By Danielle Kiefer
Students celebrated Israel’s 69th year of independence at the Jewish Student Union’s annual Israel Fest on McKeldin Mall May 2.
Israel Fest, co-sponsored by organizations including Maryland Hillel, is held every year to celebrate and educate students on Israeli culture. The event typically offers camel rides and free food including falafel and Aroma coffee, an Israeli-based espresso bar. This year’s festivities included a rock-climbing wall and dunk tank.
“[Israel Fest] is a great way to promote Zionism on campus,” said junior public health major Jess Goldstein, adding that the free food and coffee is also a plus.
Zionism is a movement that calls for the Jewish people to return to their homeland, Israel, according to the Jewish Virtual Library’s website.
“Israel Fest is a time where our community comes together and celebrates what’s important to our people and our culture,” Hillel executive director Rabbi Ari Israel said.
Not all students were supportive of the event. Several student groups, including Students for Justice in Palestine (SJP) and the Muslim Political Alliance (MPA), led a protest outside of McKeldin Library, calling for a boycott of Israel Fest.
“Israel is an oppressive state to a lot people, so we don’t see a reason to be celebrating [it],” said MPA president Sarah Eshera, a junior math and philosophy double major. “We’re asking people not to participate to show that our university doesn’t support the celebration of an oppressive country.”
Members of SJP distributed “Boycott Israel Fest” flyers around campus in the week leading up to the festival. On the day of the event, they held an official teach-in at 3 p.m. outside the library, although some of these students stayed put throughout the entirety of Israel Fest.
The teach-in included student speakers talking about their experiences and why they boycotted, Eshera said.
“It’s important to recognize that this festival causes a lot of pain and torment for a lot of the students here on this campus, and Palestinians in general,” junior sociology major and SJP member Mandy Stussman said.
Protesters made a conscious decision to hold a less confrontational event from last year’s, by keeping a distance from the actual festival, Stussman said.
Last year, protestors staged a ‘die-in’ demonstration in the middle of Israel Fest, Eshera said. Participants lay along the Mall’s lawn to symbolize human suffering in Israel that they believe the event chooses to ignore.
“That was effective in getting people talking, but we wanted to do something this year where we would get the campus community behind us,” Eshera said.
The University of Maryland Police Department arrived at last year’s protest to keep protesters from blocking walkways, and an officer pushed one student towards the grass, The Diamondback reported in 2016.
During the teach-in this year, members of the organizations protesting lined up in front of a makeshift wall. The wall represented the wall separating the West Bank in Israel, Eshera said, and included representations of graffiti, such as “Free Gaza.”

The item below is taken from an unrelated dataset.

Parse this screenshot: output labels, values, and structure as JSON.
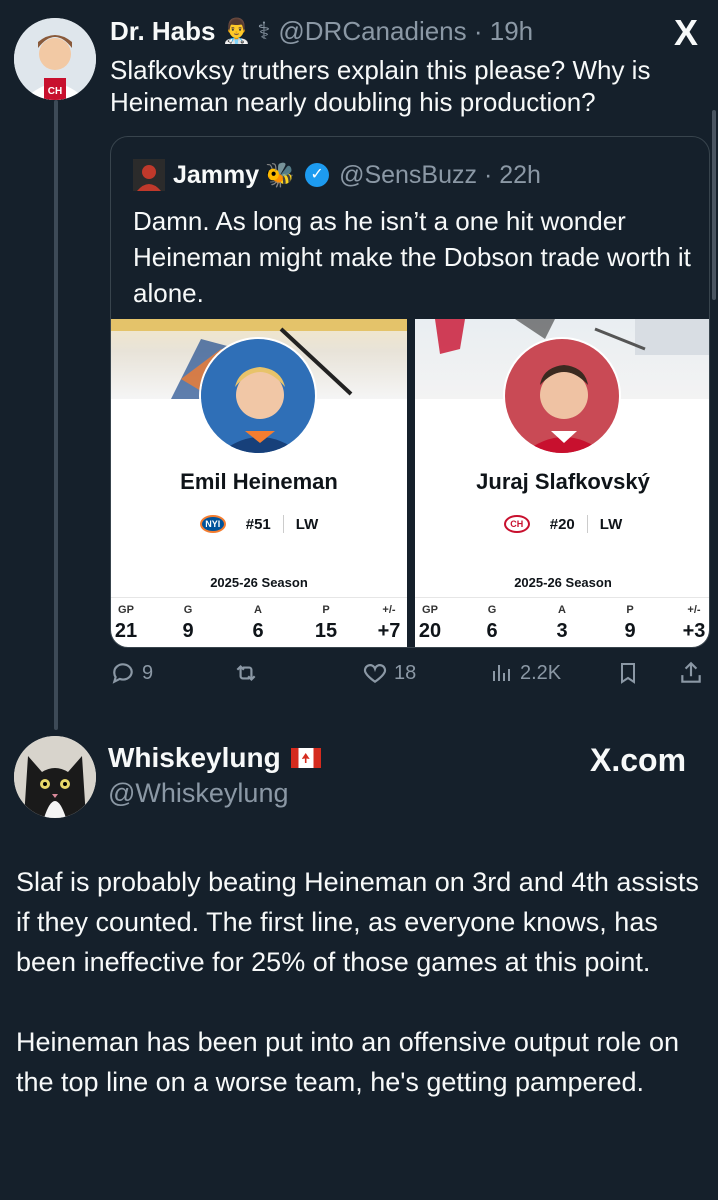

While the protest did not become violent or move towards the actual festival, students at Israel Fest were aware of the presence of protesters, and some felt that they were misinformed.
“I saw a lot of them that had signs that said, ‘Israel is an apartheid state,’ and that’s something that’s very untrue,” Goldstein said. “It’s unfair that there’s so much propaganda against Israel, but I think it’s great that 90 percent is full of people who are pro-Israel and supportive.”
In a statement on Hillel’s Facebook page, Rabbi Israel wrote, “while we sadly recognize that some of the statements being made and information being propagated may contain bias, factual errors, and spark a strong reaction, we believe that it is in the best interest of our community to be non-confrontational.”
Rabbi Israel encouraged students to educate others without being provocative.
“We are doing our best to keep a positive image,” Rabbi Israel said. “We are asking our constituents to be civil, respectful of others, and to do our best to maintain a sense of belonging in the University of Maryland community, which is about exploring and learning.”
Freshman community health major Rachel Gerstenfeld said she had a positive experience despite the controversy surrounding the event.
“I enjoyed Israel Fest, and I liked walking around and seeing lots of familiar Jewish faces in the community,” freshman community health major Rachel Gerstenfeld said.